*Sincere thanks to LD of Alembic Communications Ltd. and AnCnoc for the sample
If you go looking for the AnCnoc distillery, you’re not going to find it…there’s no such place. If you go looking for Knockdhu whisky on your liquor store shelves…you’re not going to find that either. Yet both Knockdhu and AnCnoc exist and are, in fact, the same thing…how is this possible? Oh, the irony (kind of)! The simplified version of the story starts in 1893 which is when Distillers Company Ltd. (DCL) founded the Knockdhu distillery in the rolling, farm-dotted hills of Speyside. In 1925, DCL famously merged with John Walker & Sons (yes, that Johnnie Walker). In 1986, DCL was bought (rather fraudulently, I might add) by Guinness, and in 1997, Guinness merged with Grand Metropolitan to become what is today, Diageo. Let’s back it up to 1983 when vodka and wine coolers ruled the earth and a global recession made it difficult for DCL to hold on to a distillery like Knockdhu…so difficult, in fact, that they closed it. Luckily, in 1988, Inver House purchased the distillery and still own it today, though Inver House themselves have been purchased by International Beverage. Under Inver House’s ownership, Knockdhu released their first single malt in 1990, but soon after, in 1993, the distillery began releasing expressions under the name AnCnoc. They did so as a result of a “gentlemen’s agreement” with the Knockando distillery to change their name to avoid confusion over the two similarly named distilleries/brands.

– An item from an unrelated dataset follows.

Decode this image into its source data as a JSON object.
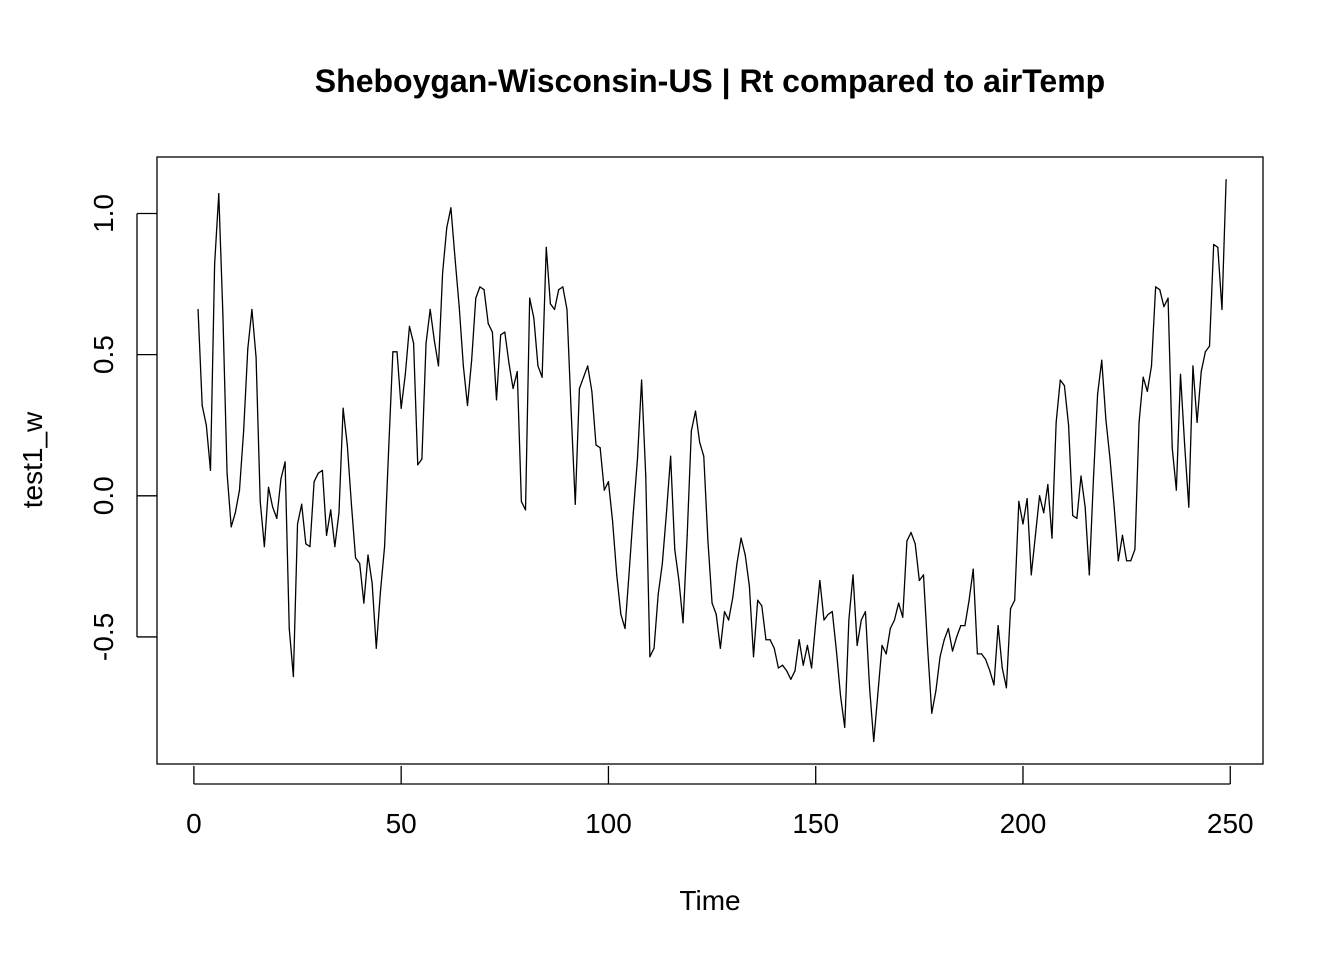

What is this Knockando Distillery of which I speak? We have to go all the way back to 1898, when John Thompson builds the similar sounding distillery some 30 miles west of Knockdhu. If there’s any hope at all in keeping this brief, let’s just say that Knockando goes through the typical myriad of ownership changes over the years and in 1972, ends up in the hands of Grand Metroplitan…who then merges with Guinness in 1997 to…form…Diageo. Sound familiar? A nice, tidy, if not somewhat incoherent circle, right? In short, a distillery that was built and then sold by a company that would become Diageo, had to change its name in order to avoid being confused with another distillery that has ended up being owned by Diageo.
Like I said, I don’t even know if that qualifies as irony or just meer poetically silly whisky industry history. Either way, rest assured that distillery bottlings from Knockdhu are now only found under the AnCnoc label. Over the last couple of years, AnCnoc has really upped its presence in the market by increasing its core range to include a 12 Year Old, a 16 Year Old, a 35 Year Old, a yearly “vintage” release, and a couple of no-age-statement collaborations with Scottish illustrator Peter Arkle. The newest addition to the Knockdhu/AnCnoc family is this wonderful 22 Year Old. Aged mostly in ex-bourbon American oak casks with a small amount matured in Spanish oak casks that were “seasoned” for two years with Oloroso sherry. I’m happy to report this one was bottled non-chill-filtered with no artificial color added.
The Nose: Lovely nose filled with crisp fruit, honey, and spice. Upfront, tart lemon curd, green apples, and ripe buttery pears mingle with lush, floral honey. Behind that, a bit of toasty grain, currants, and orange rind balance well against delicate spice notes of cinnamon, mild vanilla and just a hint of anise. Very little influence from the Spanish oak on the nose, just a subtle, slightly nutty twinge of spice.
The Palate: Delicious, creamy mouthfeel, fruity and spicy right away with more lemon – think candied peel and cake icing, juicy oranges, plump raisins, and candied clove. More honey, vanilla bean ice cream, and nutty toffee lead to a wonderful wave of oak, cardamom, clove, vanilla bean, and candied ginger. That Oloroso shows up here a bit more than on the nose adding to the nutty quality and the complex array of spices.
The Finish: Lingering and still quite honeyed, with more oak, clove, and ginger, dying at the last with a bit of crushed white pepper.
Thoughts: Man, just a terrifically delicious, satisfying and well-made whisky. Quite bright and lively, yet lush and deeply complex, there’s a wonderful progression and balance from the nose to the finish. The influence from those Oloroso-seasoned Spanish oak casks is very slight and expertly played, mostly just adding a layer of complexity rather than more overt flavors. The lush floral honey from the nose continues throughout the dram, tying it all together and rounding the edges of the spices so it’s all just smooth and silk. Beautiful stuff from a beautiful distillery, very highly recommended.